Six months later, Vaishnavi is back in the IT industry. Anand gives a sudden visit to her house one day, offering her a lump sum for keeping his secrets, with a warning not to go against him. Vaishnavi curiously asks him about the remaining people to which Anand replies with a smirk and leaves, which indicates that he has killed all the people and taken their brains for his research. Later, depressed and dehydrated, Avinash leaves his class and heads home. He checks his head which had been operated. It is revealed that Avinash was shocked after looking at his mother among the abducted people and pleaded with Anand to spare him and his mother. Anand had done a mysterious surgery on him and let him go. The following day's newspaper front headline reads "successor in Hyderabad: Altering memory modules" which hints towards a new season.

== Cast ==
- Satyadev as Dr. Anand Chakravarthy
- Samyukta Hornad as Vaishnavi
- Aberaam Varma as Dr. Avinash
- Sri Lakshmi as Padmini
- Keshav Deepak as Dr. Misbah
- Vasu Inturi as Inspector Sivalingam
- Bindu Pagidimarri as Fatima
- Phanindra Gollapalli as House Owner
- John Kottoly as Unnamed henchman
- Rishikanth as Sagar
- Kaushik as Unknown victim
- Pradeep Yarlagadda as victim's father
- Sri Divya as victim's mother
- Master Harshit as Vicky
- Deepthi as Nurse
- Phanindra as Dr. Cheliyan

==Episodes==

| No. | Title | Directed by | Written by | Original release date |
|---|---|---|---|---|
| 1 | "The Loot of a Lifetime" | Pradeep Deva Kumar | Pradeep Deva Kumar | 25 March 2020 |
| 2 | "Hired Guns" | Pradeep Deva Kumar | Pradeep Deva Kumar | 25 March 2020 |
| 3 | "Parched" | Pradeep Deva Kumar | Pradeep Deva Kumar | 27 March 2020 |
| 4 | "Euphoric Mind" | Pradeep Deva Kumar | Pradeep Deva Kumar | 27 March 2020 |
| 5 | "The Deamons Calling" | Pradeep Deva Kumar | Pradeep Deva Kumar | 27 March 2020 |
| 6 | "A Mare's Nest" | Pradeep Deva Kumar | Pradeep Deva Kumar | 27 March 2020 |
| 7 | "Tabula Rasa" | Pradeep Deva Kumar | Pradeep Deva Kumar | 27 March 2020 |

== Release ==
Along with the original version in Telugu, the series is also available in Hindi & Marathi language dubbed versions streaming on Ultra Play & Ultra Jhakaas app respectively.

== Reception ==
Locked opened to positive reviews from the critics. Neeshita Nyapathi of The Times of India rated the series 3 stars out of 5 and stated "Locked keeps you engrossed and is brave for a Telugu series." Nyapathi appreciated the performances, writing that "Satyadev shoulders the mini-series with his performance, making the switch to show off all the shades of his character with remarkable ease. Sri Lakshmi, Samyuktha, Keshav and Inturi too fare well."
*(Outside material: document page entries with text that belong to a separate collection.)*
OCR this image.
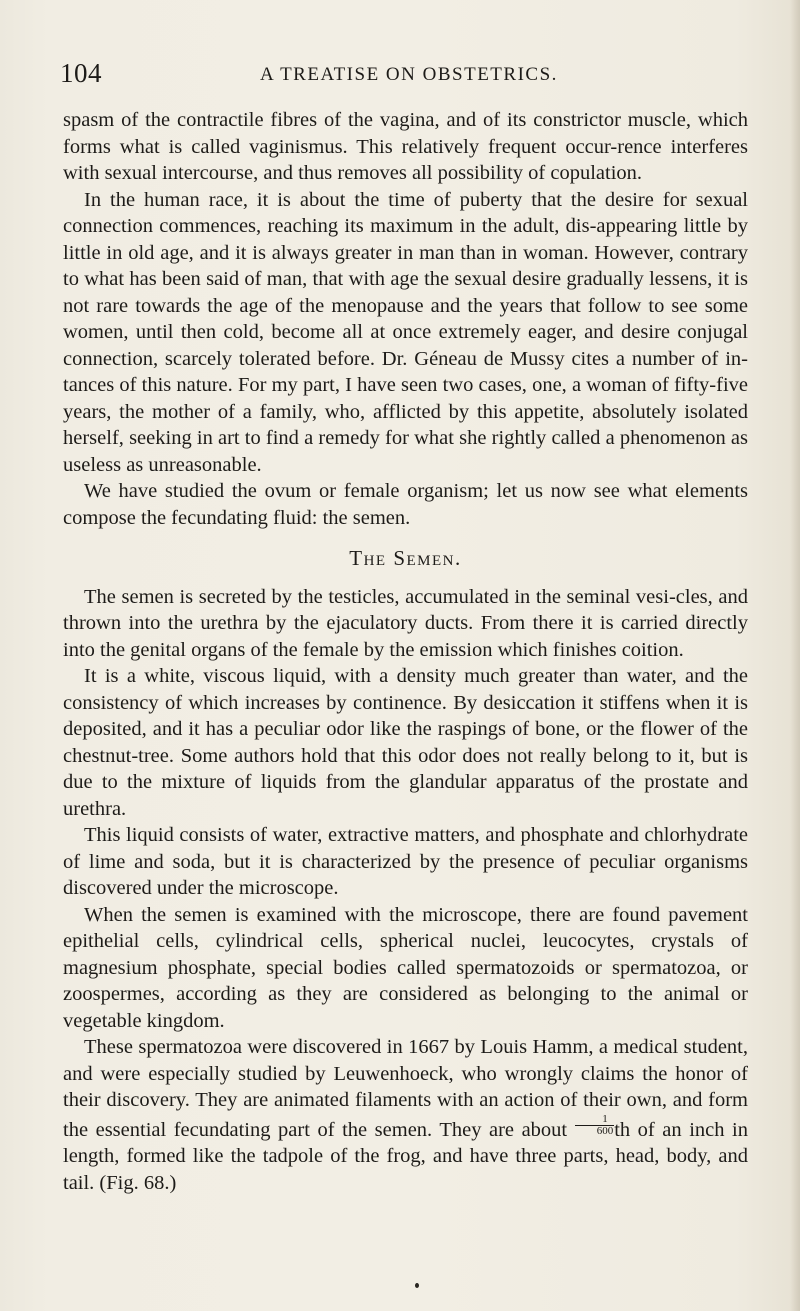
104	A TREATISE ON OBSTETRICS.

spasm of the contractile fibres of the vagina, and of its constrictor muscle, which forms what is called vaginismus. This relatively frequent occur-rence interferes with sexual intercourse, and thus removes all possibility of copulation.

In the human race, it is about the time of puberty that the desire for sexual connection commences, reaching its maximum in the adult, dis-appearing little by little in old age, and it is always greater in man than in woman. However, contrary to what has been said of man, that with age the sexual desire gradually lessens, it is not rare towards the age of the menopause and the years that follow to see some women, until then cold, become all at once extremely eager, and desire conjugal connection, scarcely tolerated before. Dr. Géneau de Mussy cites a number of in-tances of this nature. For my part, I have seen two cases, one, a woman of fifty-five years, the mother of a family, who, afflicted by this appetite, absolutely isolated herself, seeking in art to find a remedy for what she rightly called a phenomenon as useless as unreasonable.

We have studied the ovum or female organism; let us now see what elements compose the fecundating fluid: the semen.

The Semen.

The semen is secreted by the testicles, accumulated in the seminal vesi-cles, and thrown into the urethra by the ejaculatory ducts. From there it is carried directly into the genital organs of the female by the emission which finishes coition.

It is a white, viscous liquid, with a density much greater than water, and the consistency of which increases by continence. By desiccation it stiffens when it is deposited, and it has a peculiar odor like the raspings of bone, or the flower of the chestnut-tree. Some authors hold that this odor does not really belong to it, but is due to the mixture of liquids from the glandular apparatus of the prostate and urethra.

This liquid consists of water, extractive matters, and phosphate and chlorhydrate of lime and soda, but it is characterized by the presence of peculiar organisms discovered under the microscope.

When the semen is examined with the microscope, there are found pavement epithelial cells, cylindrical cells, spherical nuclei, leucocytes, crystals of magnesium phosphate, special bodies called spermatozoids or spermatozoa, or zoospermes, according as they are considered as belonging to the animal or vegetable kingdom.

These spermatozoa were discovered in 1667 by Louis Hamm, a medical student, and were especially studied by Leuwenhoeck, who wrongly claims the honor of their discovery. They are animated filaments with an action of their own, and form the essential fecundating part of the semen. They are about $\frac{1}{600}$ th of an inch in length, formed like the tadpole of the frog, and have three parts, head, body, and tail. (Fig. 68.)
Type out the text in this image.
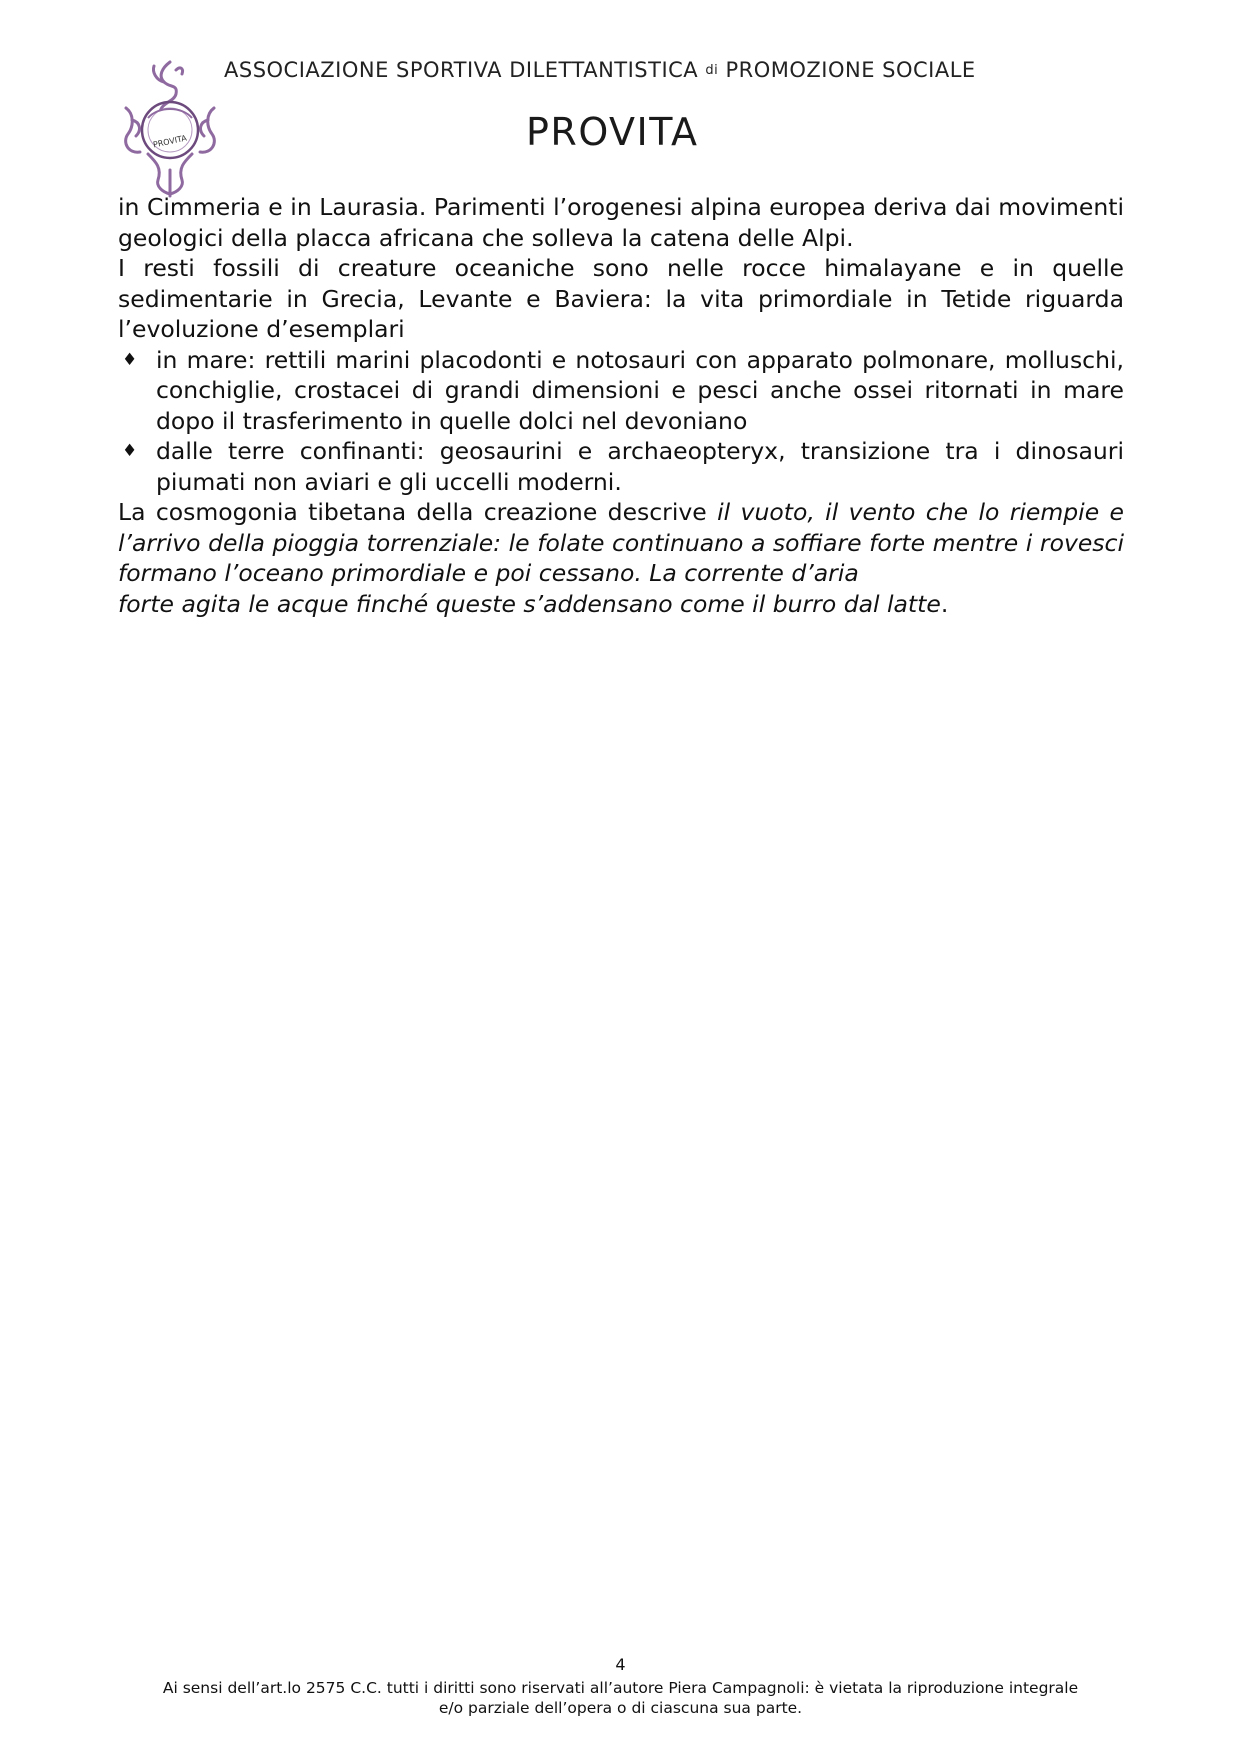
PROVITA
ASSOCIAZIONE SPORTIVA DILETTANTISTICA di PROMOZIONE SOCIALE
PROVITA

in Cimmeria e in Laurasia. Parimenti l’orogenesi alpina europea deriva dai movimenti geologici della placca africana che solleva la catena delle Alpi.

I resti fossili di creature oceaniche sono nelle rocce himalayane e in quelle sedimentarie in Grecia, Levante e Baviera: la vita primordiale in Tetide riguarda l’evoluzione d’esemplari

♦ in mare: rettili marini placodonti e notosauri con apparato polmonare, molluschi, conchiglie, crostacei di grandi dimensioni e pesci anche ossei ritornati in mare dopo il trasferimento in quelle dolci nel devoniano
♦ dalle terre confinanti: geosaurini e archaeopteryx, transizione tra i dinosauri piumati non aviari e gli uccelli moderni.

La cosmogonia tibetana della creazione descrive il vuoto, il vento che lo riempie e l’arrivo della pioggia torrenziale: le folate continuano a soffiare forte mentre i rovesci formano l’oceano primordiale e poi cessano. La corrente d’aria

forte agita le acque finché queste s’addensano come il burro dal latte.

4
Ai sensi dell’art.lo 2575 C.C. tutti i diritti sono riservati all’autore Piera Campagnoli: è vietata la riproduzione integrale
e/o parziale dell’opera o di ciascuna sua parte.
India Today editor Janani K opined that the series is "intriguing in parts." Though she criticized the series for "tardy screenplay" and "logical loopholes," K opined that the it picks momentum in latter half. She termed the performances of Kancharana, Hornad, and Lakshmi as "top-notch" and felt that the series is strong on the technical front.

Prathysu Parasuraman of Film Companion also praised the performances but opined that the series lost its charm midway. A reviewer from Sakshi appreciated Locked for its narration, performances and technical aspects but was critical about some of its loopholes and dark tone.